Image copyright © by Marcus Trahan

La La Land

(2016)

Thank you, Damien Chazelle, for giving me La La Land. Watching it, I kept wondering if this was the first time I had really smiled in 2017. (It’s not been a good year.) I mean, it had me from the first minute, when hundreds of people stepped out of their cars stalled on the freeway and began to sing and dance. It is one of the most delightful and astonishing musical numbers I have ever seen, and it appears to have been done in one long take. (It wasn’t, there is digital stitching, but I defy you to detect it.) (It also happened to have been filmed on the hottest days of the year, well over 100 degrees, and they only had that freeway ramp for two days. Must have been horrible.) Everything about this movie is magical. It is all about romance, but where most musicals stick to the old formula of boy meets girl, boy loses girl, boy gets girl, this one omits the last part. In fact, halfway through, when Ryan Gosling and Emma Stone (who really deserved her Oscar) start to have troubles in their relationship, the movie stops being a musical.

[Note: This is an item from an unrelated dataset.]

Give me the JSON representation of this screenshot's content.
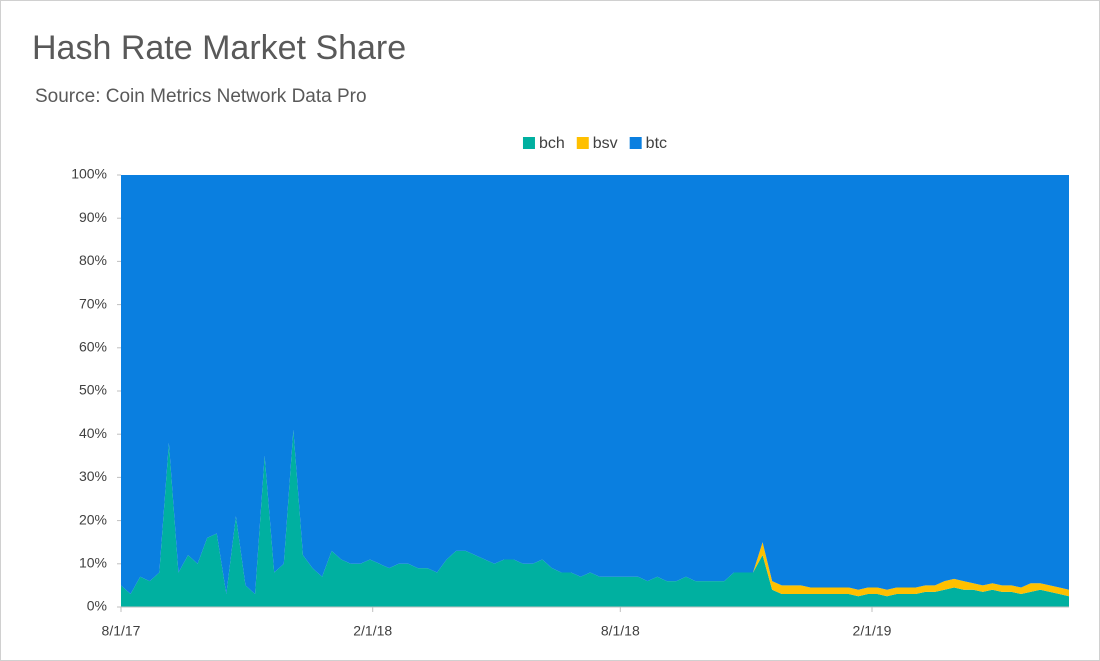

No more bright and glossy numbers. But it doesn’t lose the magic. And even if it had, it ends with a number even more amazing than the opener. I have to go all the way back to An American in Paris to recall an extended number as great as this one.

And I’ll just say it right out loud: Faye Dunaway was right, this was the Best Picture of the year, not that highly-overrated downer Moonglow. And something else. Bill Maher has been making a big deal out of his contention that Ryan Gosling can’t sing and can’t dance. Well, fuck you, Maher! You’re wrong. He’s no Gene Kelly, it is true, but who is? Those two worked their asses off learning to do these things, and it all worked for me.

BTW: Ryan Gosling does by far the best fake piano playing I have ever seen in a movie. He worked hard for a long time, and while Liberace’s ghost didn’t have anything to worry about, he could handle the basics, and totally fool us with the hard stuff because his hands were always in the right places on the keyboard, doing the right things, pounding out the jazz riffs perfectly. It’s a wonder to behold.